Duo de Guardi chez Christie's

Pour sa première vente parisienne de dessins, la maison de ventes propose l’impressionnante collection de Pierre Decourcelle.


Francesco Guardi, La Scuola
S. Marco avec la plate-forme
temporaire érigée
, 1782,
236 x 269 mm
Estimation : 250 / 350 000 €
Stratégie oblige, l’auctioneer a choisi la Semaine du dessin et son afflux de collectionneurs internationaux pour disperser en deux sessions un ensemble de lots dans lequel figure l’exceptionnelle collection Decourcelle. Soit dix dessins du 18e siècle estimés à 900 000 €, une somme supérieure à celle que devraient rapporter les 120 œuvres graphiques maniéristes italiennes réunies par Pierre de Charmant et dispersées dans le courant de l’après-midi… Ces pièces, Pierre Decourcelle les achète auprès de marchands parisiens en moins de deux années, entre 1911 et 1912. Et il y est suffisamment attaché pour décider de les conserver à l’heure où il se sépare de ses œuvres modernes, en 1926. Depuis lors, les dessins signés de la main de Francesco Guardi et de celle de son contemporain Giovanni Raggi ou les craies de Fragonard et Hubert Robert demeuraient donc dans la famille. «D’expérience, je sais qu’il est très rare de trouver une collection intacte depuis près de cent ans, surtout une collection d’une qualité aussi haute et constante», explique Nicolas Schwed, spécialiste des dessins à Christie’s Paris. «Souvent, on trouve quelques très belles feuilles et d’autres moins intéressantes.
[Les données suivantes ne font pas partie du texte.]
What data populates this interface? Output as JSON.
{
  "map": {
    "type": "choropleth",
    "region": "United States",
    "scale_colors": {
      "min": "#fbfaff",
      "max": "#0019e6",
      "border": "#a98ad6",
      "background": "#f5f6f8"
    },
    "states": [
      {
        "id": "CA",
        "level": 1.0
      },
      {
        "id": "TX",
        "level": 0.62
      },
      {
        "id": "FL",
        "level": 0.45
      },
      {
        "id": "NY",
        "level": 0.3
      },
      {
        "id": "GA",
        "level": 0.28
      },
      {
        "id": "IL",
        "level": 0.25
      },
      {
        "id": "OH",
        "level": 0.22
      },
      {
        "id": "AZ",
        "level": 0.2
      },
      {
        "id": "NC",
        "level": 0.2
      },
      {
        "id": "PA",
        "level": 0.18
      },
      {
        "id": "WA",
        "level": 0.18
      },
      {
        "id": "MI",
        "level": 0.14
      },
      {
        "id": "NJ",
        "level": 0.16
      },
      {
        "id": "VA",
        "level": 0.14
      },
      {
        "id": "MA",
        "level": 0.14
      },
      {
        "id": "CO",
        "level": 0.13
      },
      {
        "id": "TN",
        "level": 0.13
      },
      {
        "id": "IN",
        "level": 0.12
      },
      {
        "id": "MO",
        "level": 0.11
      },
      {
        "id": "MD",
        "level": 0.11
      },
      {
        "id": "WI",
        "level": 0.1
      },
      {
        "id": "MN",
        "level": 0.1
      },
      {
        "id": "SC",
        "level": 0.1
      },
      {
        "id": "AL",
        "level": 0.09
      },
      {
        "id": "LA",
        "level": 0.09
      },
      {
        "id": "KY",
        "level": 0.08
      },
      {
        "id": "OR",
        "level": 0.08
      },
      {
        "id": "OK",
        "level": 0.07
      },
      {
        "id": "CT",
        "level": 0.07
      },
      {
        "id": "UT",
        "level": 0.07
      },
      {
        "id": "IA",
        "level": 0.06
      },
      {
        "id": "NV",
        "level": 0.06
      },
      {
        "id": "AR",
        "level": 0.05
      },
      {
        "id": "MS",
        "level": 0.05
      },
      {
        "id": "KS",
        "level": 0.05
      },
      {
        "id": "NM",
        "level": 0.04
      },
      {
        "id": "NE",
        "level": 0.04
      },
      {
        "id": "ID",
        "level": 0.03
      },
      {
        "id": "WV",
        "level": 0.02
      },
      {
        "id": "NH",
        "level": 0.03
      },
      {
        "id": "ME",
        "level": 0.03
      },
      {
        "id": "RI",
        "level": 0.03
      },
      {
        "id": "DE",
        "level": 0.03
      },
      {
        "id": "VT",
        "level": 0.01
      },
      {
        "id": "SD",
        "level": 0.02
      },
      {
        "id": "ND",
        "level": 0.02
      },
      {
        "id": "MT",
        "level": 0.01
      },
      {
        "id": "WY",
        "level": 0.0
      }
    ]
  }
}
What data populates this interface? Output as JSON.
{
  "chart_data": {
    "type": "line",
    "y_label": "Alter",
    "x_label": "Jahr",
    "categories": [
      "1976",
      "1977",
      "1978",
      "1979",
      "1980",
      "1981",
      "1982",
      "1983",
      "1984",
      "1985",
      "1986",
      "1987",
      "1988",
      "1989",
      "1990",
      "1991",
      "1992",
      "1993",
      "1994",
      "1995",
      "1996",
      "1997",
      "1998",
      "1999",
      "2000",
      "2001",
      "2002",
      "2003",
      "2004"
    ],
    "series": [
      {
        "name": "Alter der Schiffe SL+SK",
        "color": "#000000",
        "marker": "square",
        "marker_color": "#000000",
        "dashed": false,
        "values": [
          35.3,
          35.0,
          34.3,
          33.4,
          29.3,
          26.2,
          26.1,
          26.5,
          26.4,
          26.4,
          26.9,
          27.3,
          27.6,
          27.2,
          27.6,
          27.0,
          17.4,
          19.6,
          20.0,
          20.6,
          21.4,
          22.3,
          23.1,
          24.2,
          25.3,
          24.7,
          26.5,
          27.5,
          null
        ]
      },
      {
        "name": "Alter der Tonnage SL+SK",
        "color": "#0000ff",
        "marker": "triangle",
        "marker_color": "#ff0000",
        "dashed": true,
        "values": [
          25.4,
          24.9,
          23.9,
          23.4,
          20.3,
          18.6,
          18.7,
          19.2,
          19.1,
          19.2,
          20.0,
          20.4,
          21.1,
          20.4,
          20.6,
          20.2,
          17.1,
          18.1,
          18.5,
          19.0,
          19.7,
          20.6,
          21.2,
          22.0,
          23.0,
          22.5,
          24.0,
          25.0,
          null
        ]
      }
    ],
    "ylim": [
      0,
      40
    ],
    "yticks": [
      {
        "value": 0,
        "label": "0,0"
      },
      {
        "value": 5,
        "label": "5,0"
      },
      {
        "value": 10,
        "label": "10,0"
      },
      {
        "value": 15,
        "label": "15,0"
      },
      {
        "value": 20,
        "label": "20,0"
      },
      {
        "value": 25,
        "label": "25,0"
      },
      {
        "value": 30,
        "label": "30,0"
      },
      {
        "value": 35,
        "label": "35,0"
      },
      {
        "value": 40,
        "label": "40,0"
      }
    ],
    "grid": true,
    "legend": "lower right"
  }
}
À l’époque, les collectionneurs ne disposaient pas d’autant de renseignements qu’aujourd’hui et il n’est pas rare que l’attribution de certaines pièces doive être revue.»


Francesco Guardi, Une vue du
Campo S. Zanipolo avec la plate-
forme temporaire érigée contre
la Scuola S. Marco
, 1782,
325 x 340 mm
Estimation : 200 / 30 000 €
Si la qualité des œuvres est globalement haute, deux d’entre elles se distinguent cependant : des dessins réalisés par Francesco Guardi à l’occasion de la visite du Pape Pie VI à Venise, en mai 1782. Le peintre de vedute avait en effet été chargé par la République Sérénissime d’immortaliser les évènements marquants de ce séjour de quatre jours : l’arrivée du Pape accueilli par le Doge, la messe célébrée à San Giovanni e Paolo, Pie VI descendant du trône pour aller à la rencontre du Doge et la bénédiction de la ville sur une loggia spécialement construite pour l’occasion. La Scuola S. Marco avec la plate-forme temporaire érigée et Une vue du Campo S. Zanipolo avec la plate-forme temporaire érigée contre la Scuola S. Marco sont des dessins préparatoires aux deux compositions que Guardi réalisa pour ce dernier sujet. Seul évènement public de la visite, la bénédiction pontificale avait sans doute rencontré plus de succès. On conserve ainsi quatre versions peintes correspondant au premier dessin et trois pour le second. Réalisés à la craie noire, à la plume, à l’encre grise et au lavis brun, ils ont été saisis durant les quelques journées où cette architecture temporaire fut en place. Acquis pour 6 600 FF et 5 000 FF, ils pourraient aujourd’hui atteindre respectivement 350 000 € et 300 000 €.